With Pink Floyd and/or Led Zeppelin and/or Elton John blasting in the background (the.boy’s road trip music of choice), I took that first naive, hopeful, expectant sip.
And it was good? Okay?
I don’t know. It’s probably my fault for building it up for this long. But the whole thing was a bit underwhelming. I think I’ll just stick to eating my fall flavors from now on.
Case in point. This here pasta is the first dish I’ve made this fall featuring butternut squash, and it was a mouthful. Of awesome.

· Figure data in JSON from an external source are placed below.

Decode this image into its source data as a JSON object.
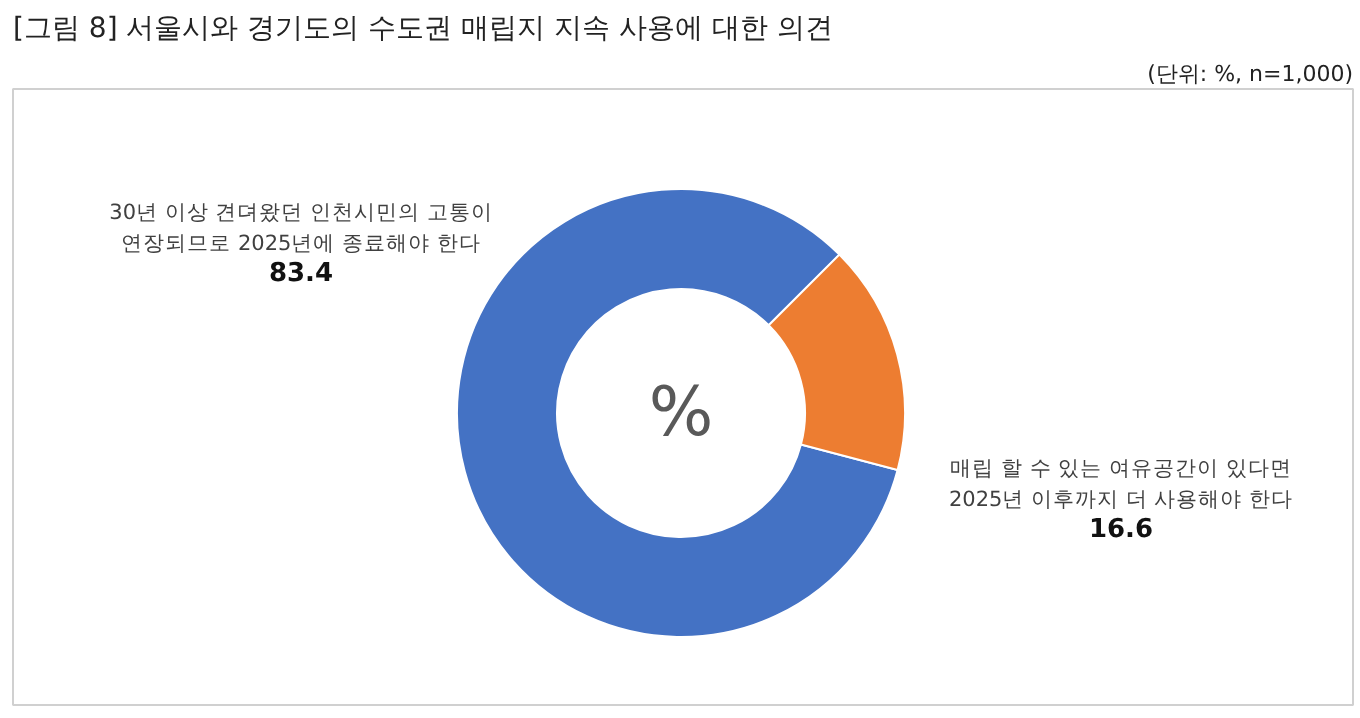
{
  "chart_data": {
    "type": "donut",
    "title": "[그림 8] 서울시와 경기도의 수도권 매립지 지속 사용에 대한 의견",
    "subtitle": "(단위: %, n=1,000)",
    "categories": [
      "30년 이상 견뎌왔던 인천시민의 고통이\n연장되므로 2025년에 종료해야 한다",
      "매립 할 수 있는 여유공간이 있다면\n2025년 이후까지 더 사용해야 한다"
    ],
    "values": [
      83.4,
      16.6
    ],
    "colors": [
      "#4472c4",
      "#ed7d31"
    ],
    "data_labels": true,
    "annotations": [
      "%"
    ]
  }
}
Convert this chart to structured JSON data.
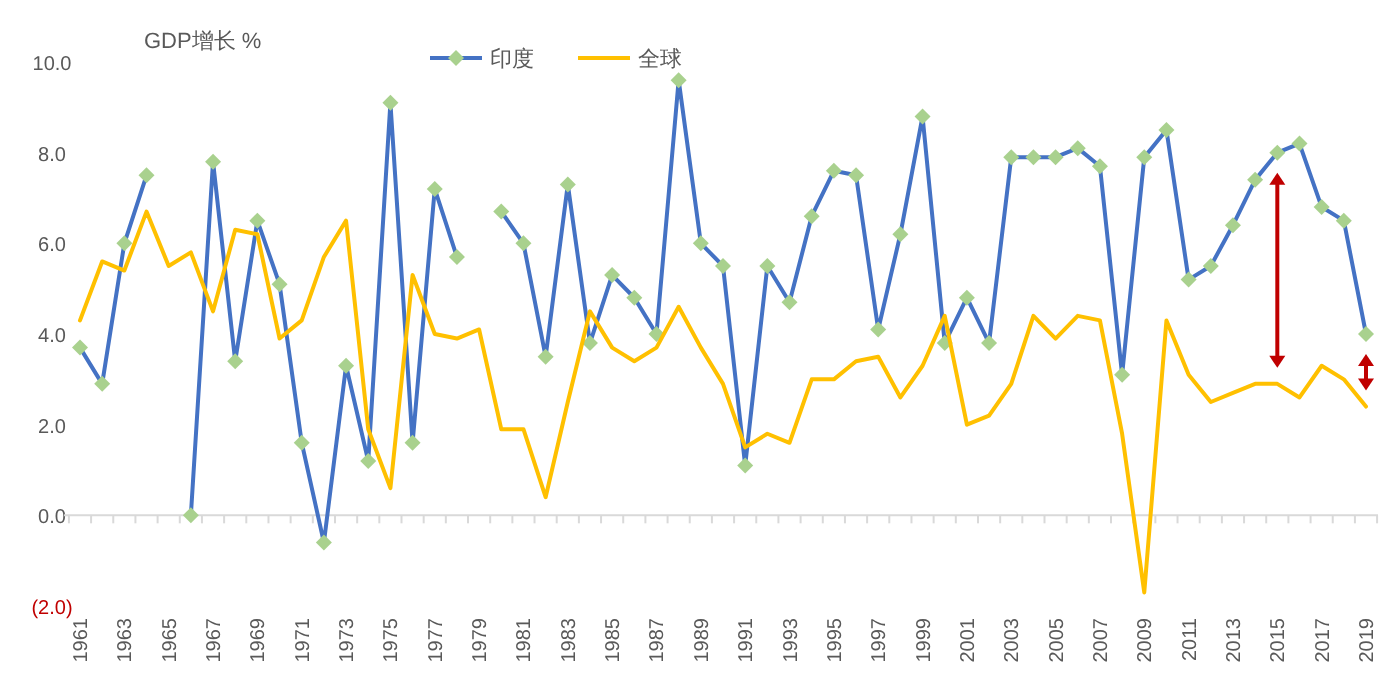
{
  "chart_data": {
    "type": "line",
    "title": "GDP增长 %",
    "categories": [
      "1961",
      null,
      "1963",
      null,
      "1965",
      null,
      "1967",
      null,
      "1969",
      null,
      "1971",
      null,
      "1973",
      null,
      "1975",
      null,
      "1977",
      null,
      "1979",
      null,
      "1981",
      null,
      "1983",
      null,
      "1985",
      null,
      "1987",
      null,
      "1989",
      null,
      "1991",
      null,
      "1993",
      null,
      "1995",
      null,
      "1997",
      null,
      "1999",
      null,
      "2001",
      null,
      "2003",
      null,
      "2005",
      null,
      "2007",
      null,
      "2009",
      null,
      "2011",
      null,
      "2013",
      null,
      "2015",
      null,
      "2017",
      null,
      "2019"
    ],
    "series": [
      {
        "name": "印度",
        "color": "#4472c4",
        "marker": "diamond",
        "values": [
          3.7,
          2.9,
          6.0,
          7.5,
          null,
          0.0,
          7.8,
          3.4,
          6.5,
          5.1,
          1.6,
          -0.6,
          3.3,
          1.2,
          9.1,
          1.6,
          7.2,
          5.7,
          null,
          6.7,
          6.0,
          3.5,
          7.3,
          3.8,
          5.3,
          4.8,
          4.0,
          9.6,
          6.0,
          5.5,
          1.1,
          5.5,
          4.7,
          6.6,
          7.6,
          7.5,
          4.1,
          6.2,
          8.8,
          3.8,
          4.8,
          3.8,
          7.9,
          7.9,
          7.9,
          8.1,
          7.7,
          3.1,
          7.9,
          8.5,
          5.2,
          5.5,
          6.4,
          7.4,
          8.0,
          8.2,
          6.8,
          6.5,
          4.0
        ]
      },
      {
        "name": "全球",
        "color": "#ffc000",
        "marker": "none",
        "values": [
          4.3,
          5.6,
          5.4,
          6.7,
          5.5,
          5.8,
          4.5,
          6.3,
          6.2,
          3.9,
          4.3,
          5.7,
          6.5,
          1.9,
          0.6,
          5.3,
          4.0,
          3.9,
          4.1,
          1.9,
          1.9,
          0.4,
          2.5,
          4.5,
          3.7,
          3.4,
          3.7,
          4.6,
          3.7,
          2.9,
          1.5,
          1.8,
          1.6,
          3.0,
          3.0,
          3.4,
          3.5,
          2.6,
          3.3,
          4.4,
          2.0,
          2.2,
          2.9,
          4.4,
          3.9,
          4.4,
          4.3,
          1.8,
          -1.7,
          4.3,
          3.1,
          2.5,
          2.7,
          2.9,
          2.9,
          2.6,
          3.3,
          3.0,
          2.4
        ]
      }
    ],
    "ylim": [
      -2,
      10
    ],
    "yticks": [
      {
        "value": -2,
        "label": "(2.0)"
      },
      {
        "value": 0,
        "label": "0.0"
      },
      {
        "value": 2,
        "label": "2.0"
      },
      {
        "value": 4,
        "label": "4.0"
      },
      {
        "value": 6,
        "label": "6.0"
      },
      {
        "value": 8,
        "label": "8.0"
      },
      {
        "value": 10,
        "label": "10.0"
      }
    ],
    "legend": "top",
    "line_style": "solid"
  }
}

Caramelized roasted squash tossed with nutty hazelnuts, a hint of spice, and cute little pasta ears. All in a buttery sauce. Without the butter.
Yes. It’s the real deal.
STAR Fine Foods sent me a bottle of their new Butter Flavored Olive Oil to try and it is perfect in dishes like this where you want that rich buttery flavor, but without all the saturated fat. This olive oil, which still contains all the health benefits of consuming regular olive oil, is kind of a win/win situation in that sense. And since we know we’ll all be eating our weight in pumpkin baked goods soon, it’s perhaps best if we save our butter allowance for those situations and leave our dinner sauces in the hands of the healthier fat.

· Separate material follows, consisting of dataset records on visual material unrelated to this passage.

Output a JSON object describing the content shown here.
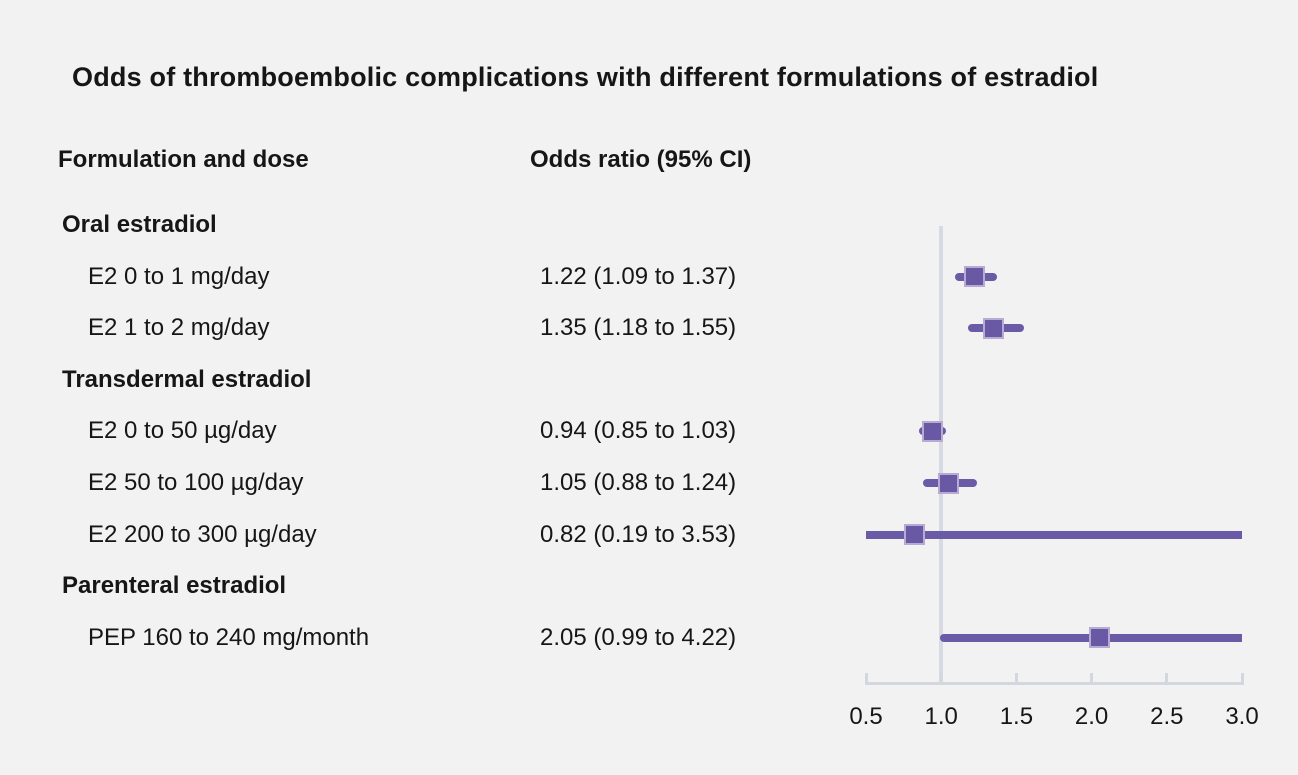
{
  "title": "Odds of thromboembolic complications with different formulations of estradiol",
  "columns": {
    "formulation": "Formulation and dose",
    "odds_ratio": "Odds ratio (95% CI)"
  },
  "colors": {
    "background": "#f2f2f2",
    "text": "#161616",
    "marker_fill": "#6959a4",
    "marker_border": "#b7abd4",
    "ci_line": "#6b5aa6",
    "axis_line": "#d2d7e0",
    "reference_line": "#d6dae2"
  },
  "chart_data": {
    "type": "forest",
    "title": "Odds of thromboembolic complications with different formulations of estradiol",
    "x_ticks": [
      "0.5",
      "1.0",
      "1.5",
      "2.0",
      "2.5",
      "3.0"
    ],
    "x_tick_values": [
      0.5,
      1.0,
      1.5,
      2.0,
      2.5,
      3.0
    ],
    "xlim": [
      0.5,
      3.0
    ],
    "reference_value": 1.0,
    "grid": false,
    "groups": [
      {
        "label": "Oral estradiol",
        "items": [
          {
            "label": "E2 0 to 1 mg/day",
            "or_text": "1.22 (1.09 to 1.37)",
            "or": 1.22,
            "ci_low": 1.09,
            "ci_high": 1.37
          },
          {
            "label": "E2 1 to 2 mg/day",
            "or_text": "1.35 (1.18 to 1.55)",
            "or": 1.35,
            "ci_low": 1.18,
            "ci_high": 1.55
          }
        ]
      },
      {
        "label": "Transdermal estradiol",
        "items": [
          {
            "label": "E2 0 to 50 µg/day",
            "or_text": "0.94 (0.85 to 1.03)",
            "or": 0.94,
            "ci_low": 0.85,
            "ci_high": 1.03
          },
          {
            "label": "E2 50 to 100 µg/day",
            "or_text": "1.05 (0.88 to 1.24)",
            "or": 1.05,
            "ci_low": 0.88,
            "ci_high": 1.24
          },
          {
            "label": "E2 200 to 300 µg/day",
            "or_text": "0.82 (0.19 to 3.53)",
            "or": 0.82,
            "ci_low": 0.19,
            "ci_high": 3.53
          }
        ]
      },
      {
        "label": "Parenteral estradiol",
        "items": [
          {
            "label": "PEP 160 to 240 mg/month",
            "or_text": "2.05 (0.99 to 4.22)",
            "or": 2.05,
            "ci_low": 0.99,
            "ci_high": 4.22
          }
        ]
      }
    ]
  }
}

Disclosure: While I received a bottle of STAR Fine Foods Butter Flavored Olive Oil for free, I was not given any sort of monetary compensation, and my thoughts and opinions on the product, as always, are my own.
Three years ago…Murgh Korma
- ¼ cup hazelnuts
- 1 lb orecchiette
- salt, to taste
- 2 tbsp olive oil
- 1 medium butternut squash, peeled and cut into ½" pieces
- 2 garlic cloves, thinly sliced
- ½ tsp red pepper flakes, divided
- ¼ cup unsalted butter or 4 tbsp butter-flavored olive oil
- 1 tbsp lemon juice
- ¼ cup grated parmesan cheese
- 4 tbsp torn fresh mint
- black pepper, to taste
- Preheat the oven to 350. Spread the hazelnuts out on a baking sheet and let roast for about 5 minutes, tossing halfway. Let cool. Chop coarsely and set aside.
- Set up the pasta water to boil and cook according to package directions, reserving a cup of water.
- Toss the butternut squash with 2 tbsp olive oil, ¼ tsp red pepper flakes, and salt and pepper to taste. place on a parchment-lined baking sheet and roast for 30 minutes, or until tender.
- Heat the butter or butter-flavored olive oil in a small pan over medium heat. Add in the garlic and saute until just turning brown. Add in ½ cup cooking water. Stir and reduce until it forms a glossy sauce.
- Toss together the pasta, squash, and sauce in a large bowl. Stir in the lemon juice, parmesan, half of the mint and the remaining red pepper flakes. Season to taste with salt and pepper.
- Serve topped with the hazelnuts and remaining mint.